I first heard about back button focus when Steve Perry, over at Back Country Gallery uploaded this video to YouTube, a couple of years ago.
At the time I thought back button focusing wasn’t possible with my Nikon D3200 and other lower end cameras, as they all lack an AF-ON button on the rear of the camera. However, it turns out you can reassign the AF-E/AF-L button to the autofocus and then decouple the focusing from the traditional button, the shutter release.
After watching the video, I immediately switched the AF button assignment round and started using back button focusing. To start with it was rather strange. I kept forgetting that the shutter button wouldn’t do anything when it was half pressed.

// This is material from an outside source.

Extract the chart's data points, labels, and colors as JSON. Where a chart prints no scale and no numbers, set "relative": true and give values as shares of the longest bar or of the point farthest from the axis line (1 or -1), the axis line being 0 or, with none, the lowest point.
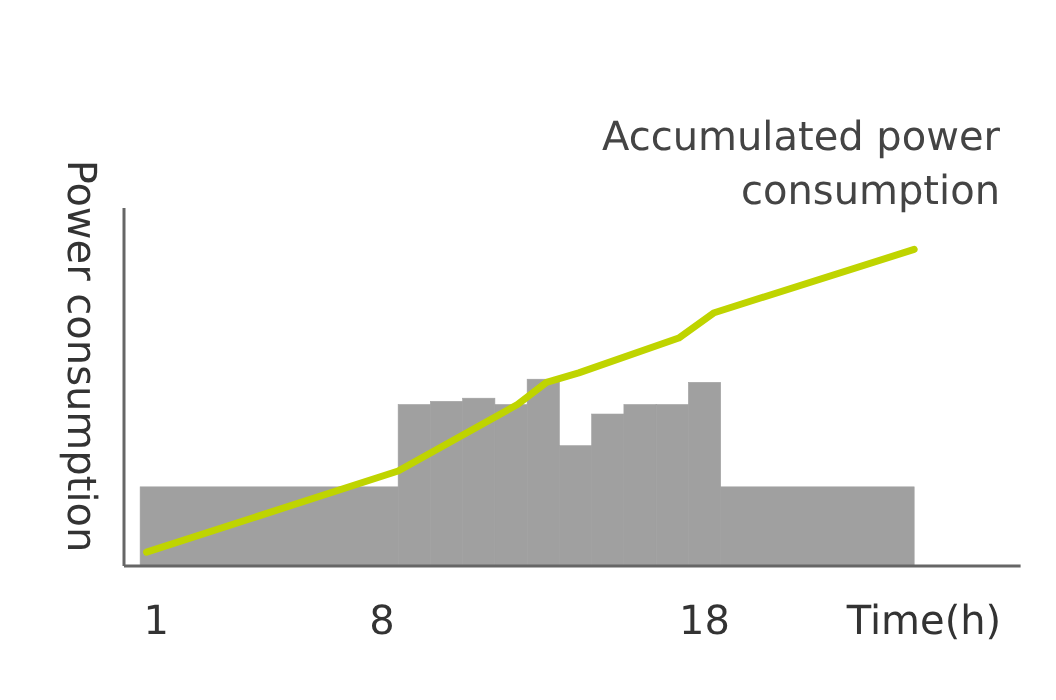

One of the things that bugged me was that I keep protecting images left, right and centre. On the D3200, and other Nikon cameras, the image protect button is the AF-E/AF-L button on the back of the camera. I found hat with image preview on, I kept produced ecting every image I took because I was still holding the focus button when the image popped up on the screen, and I would lock it. This has a simple fix; turn off image preview.
The main benefit I have found from using back button focus is when using my Triggertrap kit for high speed photography. Triggertrap recommend manual focusing you camera and lens, to make sure the cable release doesn’t change the focus when triggering the shutter. (A common problem when the focus is attached to the shutter button.) I often forgot to change the camera or lens to manual, and when I did flick the switch on my lens, I moved the focus ring so slightly that the resulting image wasn’t sharp where it was supposed to be.
The advantage with using back button focus is that you can focus the camera on the target, and then trigger the shutter using Triggertrap mobile, without it changing the focus, or trying to hunt for focus in the dark.